A couple of years ago, I noticed the hard money types at The Wall Street Journal editorial page hyping the “runaway inflation” signaled by this single datapoint, which was refuted by the rest of the data (not to mention that there were turkey supply constraints—unmentioned by the WSJ, of course— that drove up the cost that year):
We keep hearing that inflation has not gotten out of control despite all the Federal Reserve’s money creation over the last few years, but there’s at least one place where you’re seeing pretty substantial inflation.I thought that was about as concise an example of misleading with anecdotes as you could find, and then I read this 2011 headline from MoneyNews, also a right-wing outlet:
Higher Thanksgiving Prices Show True Inflation Rate
Chittum points out that media outlets tend toward more dramatic angles, writing, “Your chances of getting your byline noticed are higher with a story that reads ‘Turkey prices gobble up more of Thanksgiving bill’ than with ‘Thanksgiving bill flat.’” That’s why you get the former headline on a story saying that a typical Thanksgiving dinner for 10 costs 28 cents more than the previous year, before adjusting for inflation.
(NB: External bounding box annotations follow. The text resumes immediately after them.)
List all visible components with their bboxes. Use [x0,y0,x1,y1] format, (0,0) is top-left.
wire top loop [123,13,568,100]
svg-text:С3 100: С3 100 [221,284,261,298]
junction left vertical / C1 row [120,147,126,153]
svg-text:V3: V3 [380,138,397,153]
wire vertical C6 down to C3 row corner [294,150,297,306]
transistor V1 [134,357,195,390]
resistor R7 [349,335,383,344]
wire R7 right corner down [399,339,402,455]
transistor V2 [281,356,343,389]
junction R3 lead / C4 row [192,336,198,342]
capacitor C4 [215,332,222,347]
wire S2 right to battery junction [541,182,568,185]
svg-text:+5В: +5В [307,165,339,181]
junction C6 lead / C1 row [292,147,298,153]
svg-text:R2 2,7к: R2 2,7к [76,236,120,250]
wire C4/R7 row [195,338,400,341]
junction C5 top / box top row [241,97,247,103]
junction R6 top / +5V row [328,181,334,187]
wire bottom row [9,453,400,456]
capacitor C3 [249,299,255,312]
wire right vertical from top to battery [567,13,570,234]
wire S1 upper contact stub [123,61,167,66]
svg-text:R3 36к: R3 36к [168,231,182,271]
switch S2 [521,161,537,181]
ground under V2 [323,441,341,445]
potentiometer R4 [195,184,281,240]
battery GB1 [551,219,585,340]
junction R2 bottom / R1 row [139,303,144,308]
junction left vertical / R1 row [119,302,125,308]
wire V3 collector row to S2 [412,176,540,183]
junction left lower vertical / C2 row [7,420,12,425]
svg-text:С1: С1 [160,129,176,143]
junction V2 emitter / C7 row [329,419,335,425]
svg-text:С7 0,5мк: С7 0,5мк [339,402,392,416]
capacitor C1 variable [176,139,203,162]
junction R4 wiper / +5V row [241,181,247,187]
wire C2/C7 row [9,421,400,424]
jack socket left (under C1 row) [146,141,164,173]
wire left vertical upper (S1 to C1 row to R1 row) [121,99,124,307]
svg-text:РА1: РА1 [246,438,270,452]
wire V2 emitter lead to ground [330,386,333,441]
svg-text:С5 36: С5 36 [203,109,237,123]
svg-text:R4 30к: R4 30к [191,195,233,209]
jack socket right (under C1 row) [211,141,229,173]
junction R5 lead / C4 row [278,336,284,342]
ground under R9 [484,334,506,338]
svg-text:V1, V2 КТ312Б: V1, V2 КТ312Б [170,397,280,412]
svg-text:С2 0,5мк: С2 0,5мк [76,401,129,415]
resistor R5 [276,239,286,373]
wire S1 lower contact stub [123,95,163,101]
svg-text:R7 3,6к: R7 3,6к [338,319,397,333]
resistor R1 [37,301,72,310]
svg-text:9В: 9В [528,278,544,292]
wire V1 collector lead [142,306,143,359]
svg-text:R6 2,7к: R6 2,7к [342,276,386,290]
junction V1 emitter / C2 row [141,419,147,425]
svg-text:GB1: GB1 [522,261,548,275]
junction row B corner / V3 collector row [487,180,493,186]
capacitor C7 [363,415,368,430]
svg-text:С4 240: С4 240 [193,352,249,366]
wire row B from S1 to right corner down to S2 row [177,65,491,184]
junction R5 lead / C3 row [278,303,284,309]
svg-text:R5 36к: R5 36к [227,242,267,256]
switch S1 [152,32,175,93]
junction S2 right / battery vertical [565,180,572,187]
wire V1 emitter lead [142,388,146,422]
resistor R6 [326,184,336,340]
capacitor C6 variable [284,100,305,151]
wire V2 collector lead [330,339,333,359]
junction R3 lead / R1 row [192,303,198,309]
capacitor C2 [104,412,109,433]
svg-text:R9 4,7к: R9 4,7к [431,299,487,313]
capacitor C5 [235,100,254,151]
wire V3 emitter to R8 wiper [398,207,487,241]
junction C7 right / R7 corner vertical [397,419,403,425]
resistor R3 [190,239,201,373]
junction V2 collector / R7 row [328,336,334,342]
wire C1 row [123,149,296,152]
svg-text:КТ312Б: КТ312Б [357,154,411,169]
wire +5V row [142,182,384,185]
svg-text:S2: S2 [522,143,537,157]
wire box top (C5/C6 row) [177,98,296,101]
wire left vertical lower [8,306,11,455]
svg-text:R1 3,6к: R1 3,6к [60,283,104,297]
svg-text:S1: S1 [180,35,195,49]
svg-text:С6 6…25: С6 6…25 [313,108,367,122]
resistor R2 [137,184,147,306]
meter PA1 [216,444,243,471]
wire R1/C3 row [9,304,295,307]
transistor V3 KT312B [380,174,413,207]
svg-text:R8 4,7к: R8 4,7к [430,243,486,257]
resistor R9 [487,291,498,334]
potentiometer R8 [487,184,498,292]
There’s also “plain old journalistic innumeracy,” both in the sense of journalists often being bad at math and not really understanding mathematical concepts:
Thanksgiving prices count a dozen foods out of the hundreds the Bureau of Labor Statistics surveys to come up with overall food costs. They’re such a statistically insignificant sample that they’re not very meaningful.
I used to have fun annually with a similar story, lampooning that idiotic “lost productivity” figure that a career consulting company issued a press release about every year before the NCAA basketball tournament.
The point both times: Think critically—always, but especially when you’re reading a press release.